Though "Hospital" has its share of cut- ups like the demented Dr. Millar (Graham Crowden), the film's not terrribly funny, what with three decapitations and a hatchet job.

"Britannia Hospital" is a bloody metaphor from an angry script. It was written by David Sherwin, who also collaborated with Anderson and star Malcolm McDowell on both "If..." and "Oh Lucky Man!" It slashes out at Britain's unions, its social welfare system, the BBC, doctors and the riot squad.
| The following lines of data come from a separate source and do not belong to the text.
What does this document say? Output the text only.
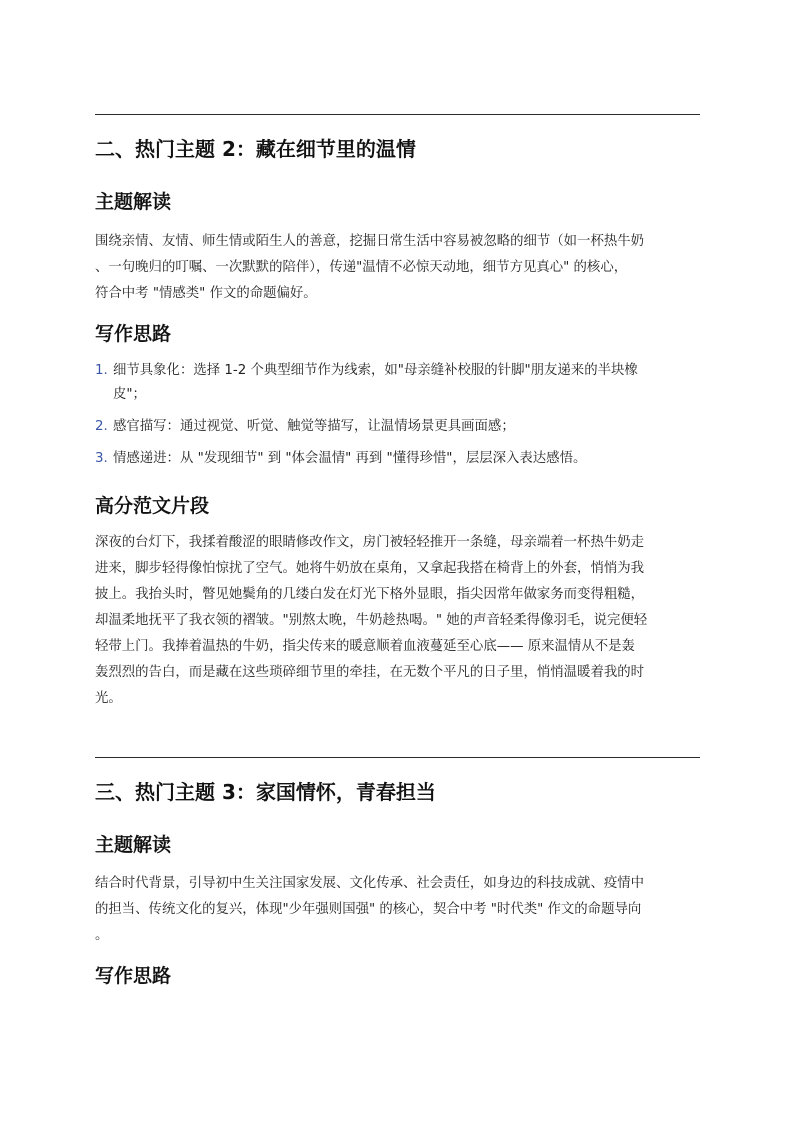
二、热门主题 2：藏在细节里的温情
主题解读
围绕亲情、友情、师生情或陌生人的善意，挖掘日常生活中容易被忽略的细节（如一杯热牛奶
、一句晚归的叮嘱、一次默默的陪伴），传递"温情不必惊天动地，细节方见真心" 的核心，
符合中考 "情感类" 作文的命题偏好。
写作思路
1. 细节具象化：选择 1-2 个典型细节作为线索，如"母亲缝补校服的针脚"朋友递来的半块橡
皮"；
2. 感官描写：通过视觉、听觉、触觉等描写，让温情场景更具画面感；
3. 情感递进：从 "发现细节" 到 "体会温情" 再到 "懂得珍惜"，层层深入表达感悟。
高分范文片段
深夜的台灯下，我揉着酸涩的眼睛修改作文，房门被轻轻推开一条缝，母亲端着一杯热牛奶走
进来，脚步轻得像怕惊扰了空气。她将牛奶放在桌角，又拿起我搭在椅背上的外套，悄悄为我
披上。我抬头时，瞥见她鬓角的几缕白发在灯光下格外显眼，指尖因常年做家务而变得粗糙，
却温柔地抚平了我衣领的褶皱。"别熬太晚，牛奶趁热喝。" 她的声音轻柔得像羽毛，说完便轻
轻带上门。我捧着温热的牛奶，指尖传来的暖意顺着血液蔓延至心底—— 原来温情从不是轰
轰烈烈的告白，而是藏在这些琐碎细节里的牵挂，在无数个平凡的日子里，悄悄温暖着我的时
光。
三、热门主题 3：家国情怀，青春担当
主题解读
结合时代背景，引导初中生关注国家发展、文化传承、社会责任，如身边的科技成就、疫情中
的担当、传统文化的复兴，体现"少年强则国强" 的核心，契合中考 "时代类" 作文的命题导向
。
写作思路
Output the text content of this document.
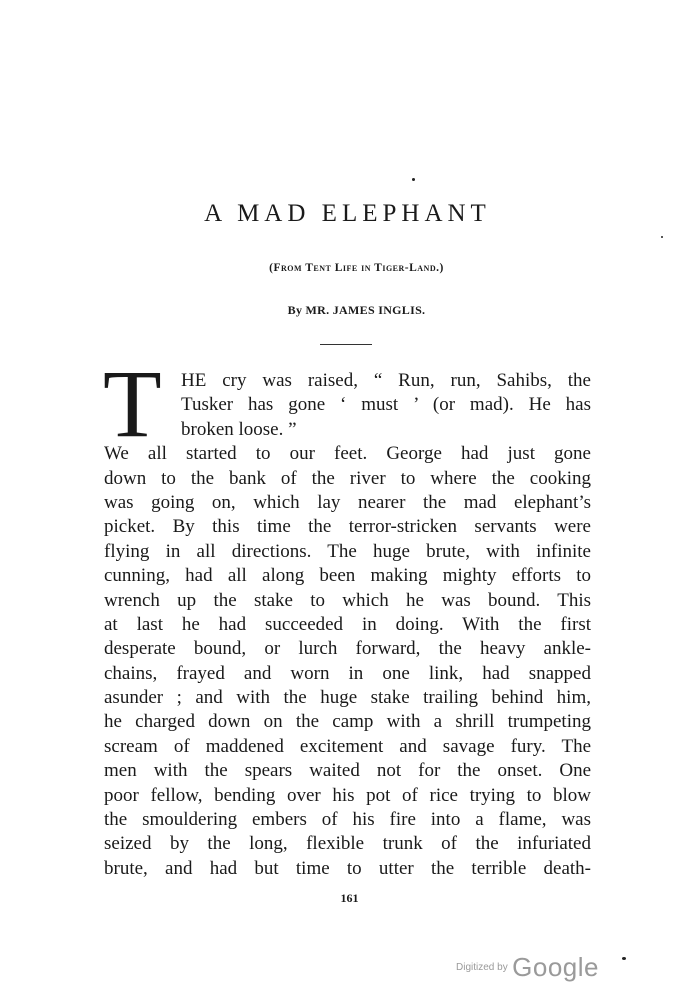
A MAD ELEPHANT
(From Tent Life in Tiger-Land.)
By MR. JAMES INGLIS.
T HE cry was raised, “ Run, run, Sahibs, the
Tusker has gone ‘ must ’ (or mad). He has
broken loose. ”
We all started to our feet. George had just gone
down to the bank of the river to where the cooking
was going on, which lay nearer the mad elephant’s
picket. By this time the terror-stricken servants were
flying in all directions. The huge brute, with infinite
cunning, had all along been making mighty efforts to
wrench up the stake to which he was bound. This
at last he had succeeded in doing. With the first
desperate bound, or lurch forward, the heavy ankle-
chains, frayed and worn in one link, had snapped
asunder ; and with the huge stake trailing behind him,
he charged down on the camp with a shrill trumpeting
scream of maddened excitement and savage fury. The
men with the spears waited not for the onset. One
poor fellow, bending over his pot of rice trying to blow
the smouldering embers of his fire into a flame, was
seized by the long, flexible trunk of the infuriated
brute, and had but time to utter the terrible death-
161
Digitized by Google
Yet Sherwin and company seem dodderingly tolerant of the royal family. The Queen Mother (Gladys Crosbie) is scheduled to visit Britannia Hospital on its 500th anniversary. HRH will tour the old plant and christen the new transplant center, headed by the mad Millar, a modern Frankenstein looking for a head for his black-and- white crazy-quilt man. He seizes upon McDowell's, when he finds the TV investigative journalist hiding in a body bank full of spare parts.

Meanwhile, the people are demonstrating against "private patients" in this publicly funded hospital. One is a black African dictator said to eat babies; another is a prominent M.P. Eventually the patients are thrown to the mob as a diversion so that HRH can be slipped in via ambulance with some of the victims of a terrorist bombing. It's a mess -- as if "Alice in Wonderland" had been done by Monty Python's Flying Circus.

Worlds collide, old and new: The bobbies hold the crowd outside the embattled hospital, while outside the new glass wing the troops are high-tech storm troopers. A demonstrator offers a flower, a trooper clubs her down. The troops try to hold the mob from HRH as she makes her inspection tour, moving with slow purple pomp to "God Save the Queen."

Nobody can stop the new from overtaking the old. Well, we know that. And it doesn't always go smoothly. And we know that. But Anderson and friends seem to have abandoned all hope, tagged the toe and started the autopsy.